Выбрать главу

Детские годы во многом определили такие черты твоего характера, как доброта, ответственность за близких и предприимчивость. Тебе еще и года не исполнилось, когда семья решила перебраться в Кишинев. Не заметить, что ты очень музыкален, хорошо двигаешься под музыку, родные не могли. А тебе нравилось выступать, приятно было внимание, поэтому ты с удовольствием устраивал музыкальные представления на свадьбах, праздниках, перед казаками. Тебе было восемь лет, когда тебя заметили и взяли в солдатский церковный хор «как имевшего способности по танцам и музыке». Коган, регент этого хора, определил тебя в 7-е церковноприходское училище Кишинева. Здесь на тебя обратил внимание регент архиерейского хора Березовский и пригласил к себе певчим. Ты обучался музыке и одновременно служил в хоре – пел в кафедральном соборе. Наверное, это были самые спокойные и благополучные годы в твоей жизни. Ты жил на полном пансионе в общежитии Митрополии.

Когда тебе исполнилось 17 лет, ты получил музыкальное и среднее общее образование. Готов был продолжить службу в архиерейском хоре, но в связи с ломкой голоса из хора пришлось уйти.

Шел 1915 год. Твоя мама уже лет шесть была замужем за зубным техником Алексеем Васильевичем Алфимовым. С твоих слов знаю, что ты не ладил с отчимом, уходил из дома, жил у родственников. С чьей-то подачи стала гулять версия, что отчим подарил тебе гитару и научил играть на ней. Может, сам Алфимов или одна из его дочерей, Валентина, о том поведали. Это не так: первую гитару ты приобрел на свои заработанные деньги. Ты был певчим и помощником соборного регента и подрабатывал столяром, мойщиком посуды в ресторане, выступал с песенно-танцевальным репертуаром в кинотеатрах и кафе.

После переезда семьи к тебе в Бухарест у вас с Алфимовым установились добрые отношения, но рассказы, как отчим принял и опекал пасынка, – неправда. Ты – дитя улицы, которая привела тебя в церковь, и вера вырастила тебя. Честно говоря, когда услышала от тебя, что ты «не ладил» с отчимом, я удивилась:

– Не верю! Ты не умеешь сердиться, ругаться.

– Правда, Веронька, правда, не ладил. Не мог я выслушивать упреки, замечания Алфимова. Наше «не люблю» было взаимным, он меня даже выгонял из дома. Но я видел: мама рада, что вышла замуж, что стала законной женой, что в доме появился хозяин. Я огорчать ее не хотел, поэтому не скандалил, не спорил, просто ушел. Все вдруг тогда навалилось едино: петь не мог, жить негде и не на что, мама вышла замуж…

– Но сегодня вы мило общаетесь, ты заботишься об отчиме, о Валентине.
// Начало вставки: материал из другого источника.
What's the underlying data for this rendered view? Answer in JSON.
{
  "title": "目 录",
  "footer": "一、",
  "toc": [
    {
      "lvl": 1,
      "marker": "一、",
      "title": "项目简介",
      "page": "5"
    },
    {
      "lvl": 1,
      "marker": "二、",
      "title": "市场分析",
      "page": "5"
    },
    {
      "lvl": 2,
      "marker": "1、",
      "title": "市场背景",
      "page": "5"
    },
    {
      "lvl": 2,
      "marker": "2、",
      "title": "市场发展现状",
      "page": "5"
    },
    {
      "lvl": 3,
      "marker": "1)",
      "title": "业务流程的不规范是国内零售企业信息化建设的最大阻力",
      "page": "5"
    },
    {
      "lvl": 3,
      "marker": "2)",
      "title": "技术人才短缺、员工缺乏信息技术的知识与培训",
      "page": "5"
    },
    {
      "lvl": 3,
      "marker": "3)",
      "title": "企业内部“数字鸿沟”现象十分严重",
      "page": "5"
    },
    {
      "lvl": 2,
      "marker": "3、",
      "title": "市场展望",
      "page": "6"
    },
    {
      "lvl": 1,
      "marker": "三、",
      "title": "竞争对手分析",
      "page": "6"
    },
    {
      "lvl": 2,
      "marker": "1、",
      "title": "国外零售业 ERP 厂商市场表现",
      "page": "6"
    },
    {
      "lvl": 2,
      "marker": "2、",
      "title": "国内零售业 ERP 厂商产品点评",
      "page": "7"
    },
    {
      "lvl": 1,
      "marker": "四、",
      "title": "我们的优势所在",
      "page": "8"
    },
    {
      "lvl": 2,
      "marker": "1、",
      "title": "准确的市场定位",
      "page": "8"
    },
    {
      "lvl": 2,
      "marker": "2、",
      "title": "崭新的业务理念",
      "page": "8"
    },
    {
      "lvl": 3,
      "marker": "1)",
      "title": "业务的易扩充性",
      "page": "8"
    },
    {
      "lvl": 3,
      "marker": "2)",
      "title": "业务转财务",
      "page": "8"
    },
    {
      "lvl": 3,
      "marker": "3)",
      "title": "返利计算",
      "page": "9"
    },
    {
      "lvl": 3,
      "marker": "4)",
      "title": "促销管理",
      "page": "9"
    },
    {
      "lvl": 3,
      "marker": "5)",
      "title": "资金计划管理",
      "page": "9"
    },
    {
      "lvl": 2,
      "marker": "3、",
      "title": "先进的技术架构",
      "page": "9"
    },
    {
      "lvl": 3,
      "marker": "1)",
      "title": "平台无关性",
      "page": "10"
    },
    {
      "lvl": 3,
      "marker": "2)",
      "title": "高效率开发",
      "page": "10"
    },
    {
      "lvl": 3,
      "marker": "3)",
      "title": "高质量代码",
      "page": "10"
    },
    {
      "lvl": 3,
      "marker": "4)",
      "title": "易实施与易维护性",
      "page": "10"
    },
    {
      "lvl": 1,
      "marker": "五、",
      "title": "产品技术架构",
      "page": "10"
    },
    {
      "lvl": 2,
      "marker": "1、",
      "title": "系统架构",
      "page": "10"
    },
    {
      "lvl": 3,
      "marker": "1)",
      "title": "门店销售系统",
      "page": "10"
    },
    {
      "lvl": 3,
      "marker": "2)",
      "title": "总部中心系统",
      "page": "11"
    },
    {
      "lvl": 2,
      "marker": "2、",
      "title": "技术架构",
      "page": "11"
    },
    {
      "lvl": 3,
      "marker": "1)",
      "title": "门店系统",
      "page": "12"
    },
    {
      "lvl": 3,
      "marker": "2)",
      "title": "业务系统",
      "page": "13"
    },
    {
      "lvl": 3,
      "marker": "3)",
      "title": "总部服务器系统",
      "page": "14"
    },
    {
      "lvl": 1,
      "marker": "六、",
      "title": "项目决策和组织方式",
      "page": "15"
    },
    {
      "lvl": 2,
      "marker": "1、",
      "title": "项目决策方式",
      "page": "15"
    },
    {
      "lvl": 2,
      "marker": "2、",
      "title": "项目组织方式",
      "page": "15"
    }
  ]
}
(Катерину я не застала в Бухаресте, она уехала в Англию, потом, по слухам, со своей семьей обосновалась в Италии.)

– Поумнели мы, и еще оба любили маму мою, вот и научились прощать друг друга. Все мелочи, любовь к маме – главное.
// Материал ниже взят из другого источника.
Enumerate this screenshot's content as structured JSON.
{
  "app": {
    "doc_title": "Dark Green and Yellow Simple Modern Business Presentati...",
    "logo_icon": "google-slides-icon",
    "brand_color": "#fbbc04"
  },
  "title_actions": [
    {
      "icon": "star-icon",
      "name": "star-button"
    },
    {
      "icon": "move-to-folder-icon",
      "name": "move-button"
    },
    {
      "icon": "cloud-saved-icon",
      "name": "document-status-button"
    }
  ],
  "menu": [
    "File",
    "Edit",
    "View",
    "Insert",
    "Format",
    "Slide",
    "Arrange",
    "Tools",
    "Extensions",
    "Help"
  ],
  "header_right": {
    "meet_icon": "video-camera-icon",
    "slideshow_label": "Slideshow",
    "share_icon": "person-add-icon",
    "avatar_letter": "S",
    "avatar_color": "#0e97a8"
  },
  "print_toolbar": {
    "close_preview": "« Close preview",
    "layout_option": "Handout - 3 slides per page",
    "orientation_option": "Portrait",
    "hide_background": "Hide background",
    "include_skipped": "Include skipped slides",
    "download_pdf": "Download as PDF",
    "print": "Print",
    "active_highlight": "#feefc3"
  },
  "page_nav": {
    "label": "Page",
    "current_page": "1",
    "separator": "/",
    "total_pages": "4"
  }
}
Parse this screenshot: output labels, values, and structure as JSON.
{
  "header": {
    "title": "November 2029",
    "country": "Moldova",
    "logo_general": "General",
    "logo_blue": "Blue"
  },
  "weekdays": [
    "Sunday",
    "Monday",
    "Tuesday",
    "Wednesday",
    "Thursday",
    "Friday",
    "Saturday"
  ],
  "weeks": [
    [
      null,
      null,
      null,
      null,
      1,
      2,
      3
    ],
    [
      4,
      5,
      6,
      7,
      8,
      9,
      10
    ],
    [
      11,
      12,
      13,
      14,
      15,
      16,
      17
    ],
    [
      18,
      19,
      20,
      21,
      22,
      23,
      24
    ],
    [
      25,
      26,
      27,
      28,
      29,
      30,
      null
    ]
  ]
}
Твоего отчима дома все звали О-Папа́ (так его называл твой маленький сын Игорь, от него и пошло). Легко запомнила, когда появились на свет твои сестрички: Валентина в 1917-м, в год революции, а Екатерина через три года – в 1920-м.

Ты еще до их рождения принял решение пойти на фронт. Устроился вольноопределяющимся в Донской казачий полк и служил там до осени 1916 года. Оттуда тебя направили в Киев в пехотную школу прапорщиков. В марте следующего года ты ее окончил и в звании прапорщика был отправлен на румынский фронт. Тебя зачислили в Подольский полк пехотной дивизии на должность командира взвода. В августе 1917 года ты был ранен на территории Румынии. Это я узнала из протокола твоего допроса по моему уголовному делу об измене Родине, по которому ты проходил как свидетель.